If you are thinking about how agentic AI workloads affect your network visibility posture, our post on monitoring and investigating agentic network traffic covers what makes agent-generated flows behaviorally different from human traffic and where conventional monitoring approaches break down: How to Monitor and Investigate Agentic Network Traffic
Available Now
Plixer 19.8 is generally available now to all Plixer Scrutinizer and Plixer One customers at no additional charge. You can access it through the standard platform update process.
If you want to see the MCP connection and the investigation agents in action against real flow data, we have a product tour that walks through how an investigation runs from start to finish in the new environment.
Key Takeaways
Three capabilities in 19.8 address the gap between where AI tools operate and where the network data lives:
- The Scrutinizer MCP server lets any MCP-compatible AI tool point directly at Plixer's investigative engine, running flow reports, pivoting on alarms, and triggering captures without leaving the AI environment the team already uses.
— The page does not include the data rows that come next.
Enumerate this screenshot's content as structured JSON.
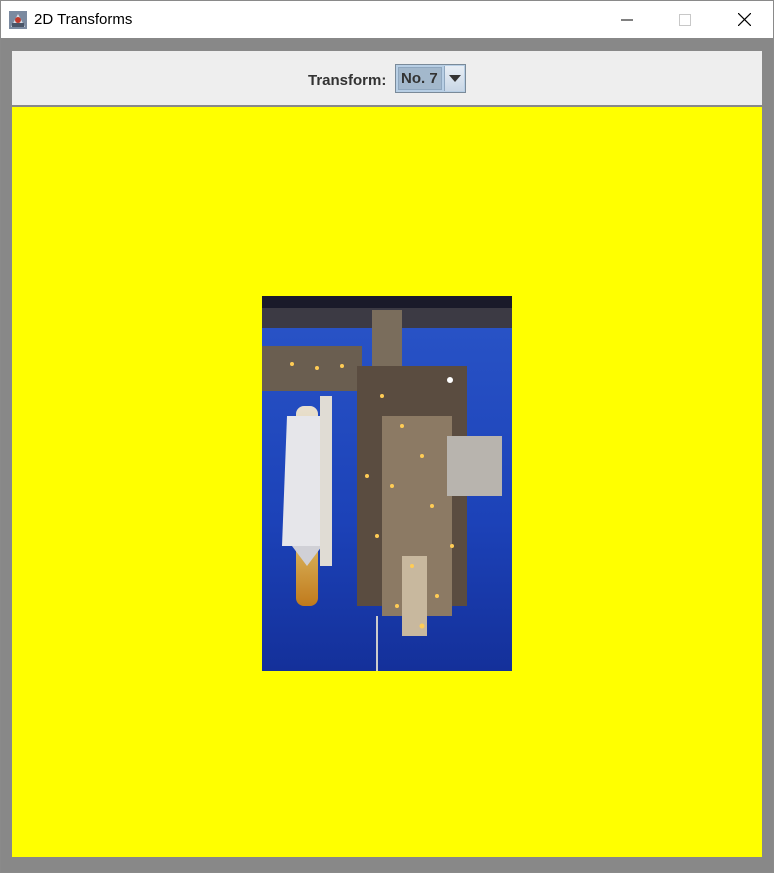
{
  "window": {
    "title": "2D Transforms",
    "controls": {
      "minimize_icon": "minimize-icon",
      "maximize_icon": "maximize-icon",
      "close_icon": "close-icon"
    }
  },
  "toolbar": {
    "transform_label": "Transform:",
    "transform_selected": "No. 7"
  },
  "canvas": {
    "background_color": "#ffff00",
    "image_description_icon": "space-shuttle-launchpad-image"
  }
}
- Plixer AI ships two in-platform agents: AI Insights for daily alarm triage with ranked incidents and evidence attached, and the AI Assistant for on-demand investigation in plain English. Every recommendation traces back to the flows behind it.
- Extended flow history adds multi-tier storage with configurable retention by exporter and host indexing that runs one year or more, giving investigations the forensic depth to reach back before an alarm fired.
- All of this runs on the flow data your network already produces. No new sensors, no separate data pipelines, no additional charge for existing customers.
- The governance model keeps analysts in control: Plixer AI can act on an allowlisted action the analyst approves, and every output is explainable to an analyst, a board, or an auditor.